There was a really nice thing called Engagio but I'm not sure of it's still alive https://chrome.google.com/webstore/detail/engagio/odlmlfcabm...


Acquired then shutdown earlier on in the year.



Nice one ;)


Do you need a unified inbox where you can read all the messages, or do you actually want to be able to search across all your inboxes (like you could with Greplin) or aggregate notifications that you received a new message (Chime)?


Ideally it would be an inbox in it's simplest form where I can communicate on any platform from one simple interface.
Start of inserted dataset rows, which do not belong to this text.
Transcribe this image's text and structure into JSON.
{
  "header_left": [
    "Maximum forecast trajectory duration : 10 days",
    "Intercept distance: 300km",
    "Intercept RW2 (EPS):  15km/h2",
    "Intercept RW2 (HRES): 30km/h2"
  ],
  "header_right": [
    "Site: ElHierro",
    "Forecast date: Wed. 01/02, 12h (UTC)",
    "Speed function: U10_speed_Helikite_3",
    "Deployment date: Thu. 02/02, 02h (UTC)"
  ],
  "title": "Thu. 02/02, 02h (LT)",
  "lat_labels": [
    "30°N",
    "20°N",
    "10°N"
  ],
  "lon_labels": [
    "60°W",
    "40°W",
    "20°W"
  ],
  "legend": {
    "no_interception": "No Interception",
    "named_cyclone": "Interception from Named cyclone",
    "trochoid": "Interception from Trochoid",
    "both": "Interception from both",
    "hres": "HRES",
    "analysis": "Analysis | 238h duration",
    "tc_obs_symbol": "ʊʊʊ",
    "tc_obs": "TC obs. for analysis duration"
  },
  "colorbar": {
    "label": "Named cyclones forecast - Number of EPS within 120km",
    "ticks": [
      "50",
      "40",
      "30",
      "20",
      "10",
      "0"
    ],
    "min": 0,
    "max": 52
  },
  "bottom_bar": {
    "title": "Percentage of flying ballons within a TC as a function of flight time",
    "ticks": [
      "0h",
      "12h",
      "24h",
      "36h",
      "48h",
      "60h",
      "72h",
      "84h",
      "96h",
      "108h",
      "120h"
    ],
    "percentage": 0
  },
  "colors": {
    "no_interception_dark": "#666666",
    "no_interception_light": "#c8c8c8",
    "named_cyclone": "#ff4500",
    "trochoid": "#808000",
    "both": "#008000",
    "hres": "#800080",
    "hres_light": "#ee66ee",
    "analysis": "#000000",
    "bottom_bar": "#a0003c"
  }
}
I don't know of a service that includes everything, including email... but someone I know made this aggregator for twitter, facebook, and instagram.

https://dwibbles.com/



Something like Trillian could work. https://www.trillian.im/ It's more of an IM client but it includes email integration.


haha oh man this brings back memories... I used to use this as a substitute for MSN messenger on my school computers when I was a teenager


If you're looking for a business solution, try something like Desk.com. It doesn't handle text or IM, but it works well for email, Facebook, and Twitter.


First thought you were talking about Inbox for everything as in literally everything, including physical mails



Lots of ideas, not a lot of products.

Niche? :)


Chimeapp.com?


Browser tabs?


The idea would be to have something with a bit more sophistication. Associating contacts on multiple platforms into one thread. Reply to people on multiple platforms from one location. Having a conversation trail with each person on multiple media.